The elimination of file and suspend will take effect 180 days after enactment (the date the law is signed by the President). [Update: the President signed the Budget Act into law on November 2, 2015. 180 days from then is April 30, 2016.] People whose requests for benefit suspension were submitted prior to that time will not be affected. See Section 831(b)(3) of the Act. This means that workers who become 66 within the first 180 after the enactment date should still be able to file and suspend their Social Security benefits during that time and thereby trigger benefits for their spouse. The rules change for workers applying thereafter. 
Filing for a Restricted Claim of Spousal Benefits
People are often eligible to earn Social Security benefits through more than one pathway. Many married workers are eligible to receive a retirement benefit based on their own work record, and a spousal benefit based on the work record of their spouse. 

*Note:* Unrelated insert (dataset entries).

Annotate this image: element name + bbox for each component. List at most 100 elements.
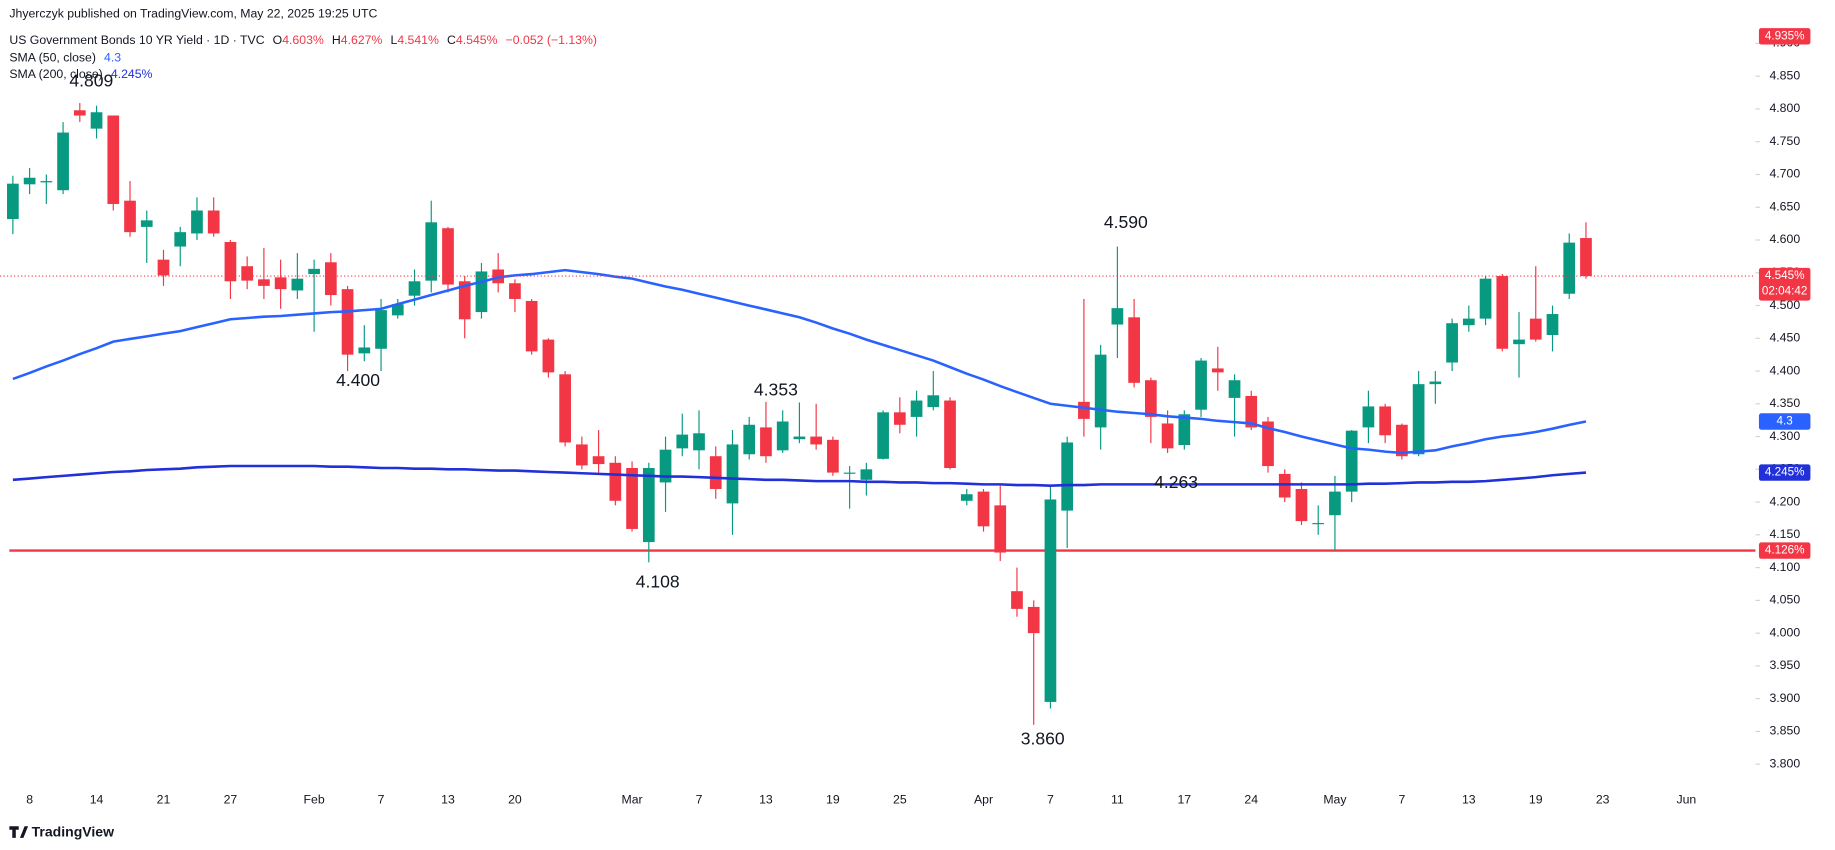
candle-body: [726, 444, 739, 504]
candle-body: [559, 374, 571, 443]
x-tick-label: 21: [157, 793, 171, 807]
y-tick-label: 4.000: [1769, 625, 1800, 639]
candle-body: [743, 424, 756, 455]
y-tick-label: 3.950: [1769, 658, 1800, 672]
candle-body: [1446, 323, 1458, 363]
candle-body: [827, 439, 839, 473]
candle-body: [760, 427, 772, 457]
candle-body: [1262, 421, 1274, 467]
ohlc-value: 4.541%: [397, 33, 439, 47]
ohlc-key: H: [332, 33, 341, 47]
candle-body: [843, 472, 856, 474]
price-tag: [1758, 413, 1811, 430]
candle-body: [1245, 395, 1258, 428]
x-tick-label: May: [1323, 793, 1347, 807]
sma-line: [12, 268, 1587, 455]
annotation: 4.590: [1104, 212, 1148, 232]
candle-body: [107, 115, 120, 204]
price-tag-label: 4.545%: [1765, 269, 1805, 282]
candle-body: [425, 222, 438, 281]
candle-body: [1329, 491, 1341, 516]
candle-body: [944, 400, 956, 469]
candle-body: [927, 395, 940, 408]
x-tick-label: 24: [1244, 793, 1258, 807]
price-tag: [1758, 542, 1811, 559]
candle-body: [1429, 381, 1442, 385]
candle-body: [73, 110, 86, 116]
candle-body: [877, 412, 889, 459]
candle-body: [324, 262, 337, 296]
x-tick-label: 7: [1398, 793, 1405, 807]
legend-entry: SMA (200, close) 4.245%: [9, 67, 152, 81]
candle-body: [1228, 380, 1241, 398]
annotation: 4.400: [336, 370, 380, 390]
candle-body: [375, 310, 387, 349]
y-tick-label: 3.850: [1769, 724, 1800, 738]
candle-body: [475, 271, 488, 313]
y-tick-label: 4.800: [1769, 101, 1800, 115]
candle-body: [676, 434, 689, 449]
candle-body: [1161, 423, 1174, 449]
x-tick-label: 14: [90, 793, 104, 807]
legend-value: 4.3: [104, 51, 121, 65]
candle-body: [1379, 406, 1391, 436]
legend-name: SMA (200, close): [9, 67, 102, 81]
x-tick-label: 8: [26, 793, 33, 807]
candle-body: [1345, 430, 1358, 492]
candle-body: [1145, 380, 1157, 417]
x-tick-label: 13: [759, 793, 773, 807]
candle-body: [90, 112, 103, 129]
candle-body: [274, 277, 287, 290]
candle-body: [1044, 499, 1057, 702]
x-tick-label: 7: [1047, 793, 1054, 807]
candle-body: [525, 300, 538, 352]
candle-body: [124, 200, 136, 233]
candle-body: [308, 268, 320, 275]
candle-body: [860, 469, 873, 480]
x-tick-label: 13: [1462, 793, 1476, 807]
candle-body: [626, 468, 638, 529]
legend-name: SMA (50, close): [9, 51, 96, 65]
candle-body: [1396, 424, 1408, 457]
candle-body: [1128, 317, 1140, 383]
candle-body: [1278, 473, 1291, 498]
candle-body: [241, 266, 254, 281]
candle-body: [1462, 318, 1475, 326]
candle-body: [1011, 591, 1023, 609]
candle-body: [509, 283, 521, 299]
x-tick-label: Jun: [1676, 793, 1696, 807]
symbol-legend: US Government Bonds 10 YR Yield · 1D · T…: [9, 33, 597, 47]
candle-body: [893, 412, 906, 425]
y-tick-label: 4.850: [1769, 68, 1800, 82]
y-tick-label: 4.400: [1769, 363, 1800, 377]
x-tick-label: Apr: [974, 793, 993, 807]
candle-body: [542, 339, 555, 373]
candle-body: [341, 289, 354, 355]
candle-body: [1362, 406, 1375, 428]
y-tick-label: 4.600: [1769, 232, 1800, 246]
candle-body: [693, 433, 705, 451]
candle-body: [960, 494, 973, 501]
x-tick-label: Feb: [304, 793, 325, 807]
candle-body: [1513, 339, 1525, 345]
logo-icon: [9, 826, 29, 838]
y-tick-label: 4.050: [1769, 593, 1800, 607]
candle-body: [291, 278, 304, 291]
y-tick-label: 4.100: [1769, 560, 1800, 574]
candle-body: [258, 279, 270, 286]
candle-body: [191, 210, 203, 234]
candle-body: [1295, 488, 1308, 522]
ohlc-value: 4.545%: [456, 33, 498, 47]
candle-body: [576, 444, 588, 466]
y-tick-label: 4.350: [1769, 396, 1800, 410]
candle-body: [592, 456, 605, 465]
candle-body: [994, 505, 1007, 553]
footer-brand: TradingView: [32, 823, 114, 839]
candle-body: [1078, 401, 1090, 419]
x-tick-label: 13: [441, 793, 455, 807]
y-tick-label: 3.800: [1769, 756, 1800, 770]
candle-body: [391, 304, 404, 316]
candle-body: [609, 462, 622, 501]
price-tag-label: 4.126%: [1765, 544, 1805, 557]
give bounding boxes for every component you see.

Until now, a worker reaching full retirement age could file a “restricted application” requesting only their spousal benefit. This allowed the worker to receive Social Security payments while continuing to earn delayed credits on their own record. At 70 they could switch to enhanced payments based on their own record.     
The Act does away with this strategy by presuming that a worker’s application for spousal benefits is also an application for benefits on the worker’s own record. You can get the higher benefit, but not both. You are limited to one bite of the apple.
The elimination of the restricted claim claiming strategy applies to anyone who attains age 62 after the 2015 calendar year. See Section 831(a)(3) of the Act.    
The Budget law also increases the penalties for Social Security fraud.
Unfortunately, the bill doesn’t really address the long term funding problems faced by the Medicare and Social Security programs. The current toxic atmosphere in Washington does not bode well for finding longer term solutions.
Once the bill is signed into law by President Obama, Congressional Appropriations Committees will begin work on an omnibus bill that will determine how the budgeted funds will be spent.